In dynamic scoping, a variable takes the value of the latest value assigned to it. So, whenever a new function is executed, a new scope is pushed onto the stack. A global identifier refers to the identifier associated with the most recent environment so that the compiler first searches the current block and then successively searches all the calling functions.

Unlike lexical scoping, dynamic scoping is not common in modern languages.
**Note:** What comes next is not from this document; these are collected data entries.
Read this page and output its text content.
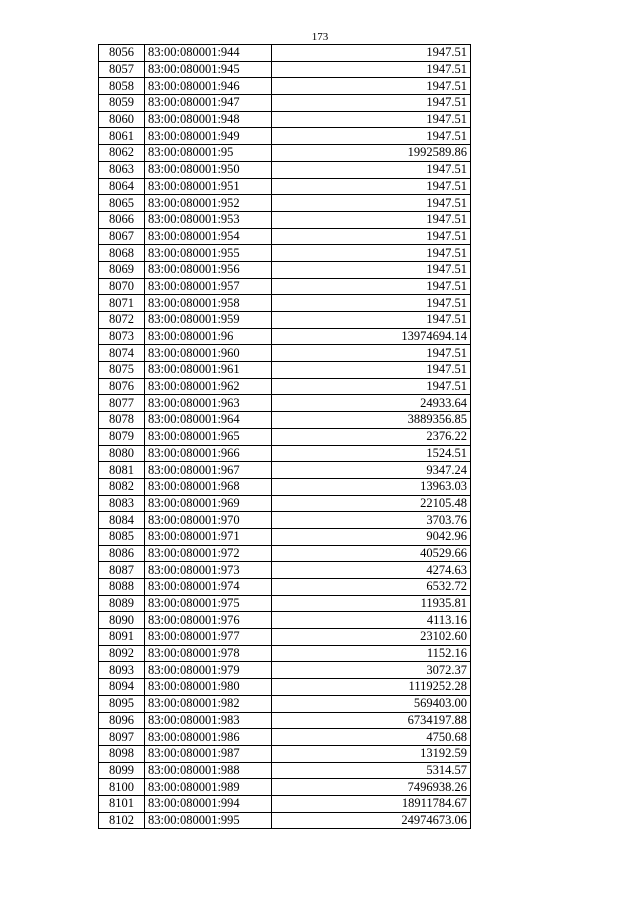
173
8056	83:00:080001:944	1947.51
8057	83:00:080001:945	1947.51
8058	83:00:080001:946	1947.51
8059	83:00:080001:947	1947.51
8060	83:00:080001:948	1947.51
8061	83:00:080001:949	1947.51
8062	83:00:080001:95	1992589.86
8063	83:00:080001:950	1947.51
8064	83:00:080001:951	1947.51
8065	83:00:080001:952	1947.51
8066	83:00:080001:953	1947.51
8067	83:00:080001:954	1947.51
8068	83:00:080001:955	1947.51
8069	83:00:080001:956	1947.51
8070	83:00:080001:957	1947.51
8071	83:00:080001:958	1947.51
8072	83:00:080001:959	1947.51
8073	83:00:080001:96	13974694.14
8074	83:00:080001:960	1947.51
8075	83:00:080001:961	1947.51
8076	83:00:080001:962	1947.51
8077	83:00:080001:963	24933.64
8078	83:00:080001:964	3889356.85
8079	83:00:080001:965	2376.22
8080	83:00:080001:966	1524.51
8081	83:00:080001:967	9347.24
8082	83:00:080001:968	13963.03
8083	83:00:080001:969	22105.48
8084	83:00:080001:970	3703.76
8085	83:00:080001:971	9042.96
8086	83:00:080001:972	40529.66
8087	83:00:080001:973	4274.63
8088	83:00:080001:974	6532.72
8089	83:00:080001:975	11935.81
8090	83:00:080001:976	4113.16
8091	83:00:080001:977	23102.60
8092	83:00:080001:978	1152.16
8093	83:00:080001:979	3072.37
8094	83:00:080001:980	1119252.28
8095	83:00:080001:982	569403.00
8096	83:00:080001:983	6734197.88
8097	83:00:080001:986	4750.68
8098	83:00:080001:987	13192.59
8099	83:00:080001:988	5314.57
8100	83:00:080001:989	7496938.26
8101	83:00:080001:994	18911784.67
8102	83:00:080001:995	24974673.06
However, dynamically scoped languages do exist, such as the original versions of Lisp, bash and LaTeX. Perl and Common Lisp also allow programmers to select dynamic scoping although they are lexically scoped by default.

This will help to understand dynamic scoping with the same example shown earlier in R.

#Assign a value to a
a <- 7
#Defining function b and c
b <- function() a
c <- function() {
a < - 8
b()
}
# Call to function c
c()
Chart comparing Lexical scoping to dynamic scoping
Highlighting the differences between lexical scoping and dynamic scoping.

Both lexical scoping and dynamic scoping are ways in which programming languages can determine the parent scope of a function. See the table above for differences between these methods.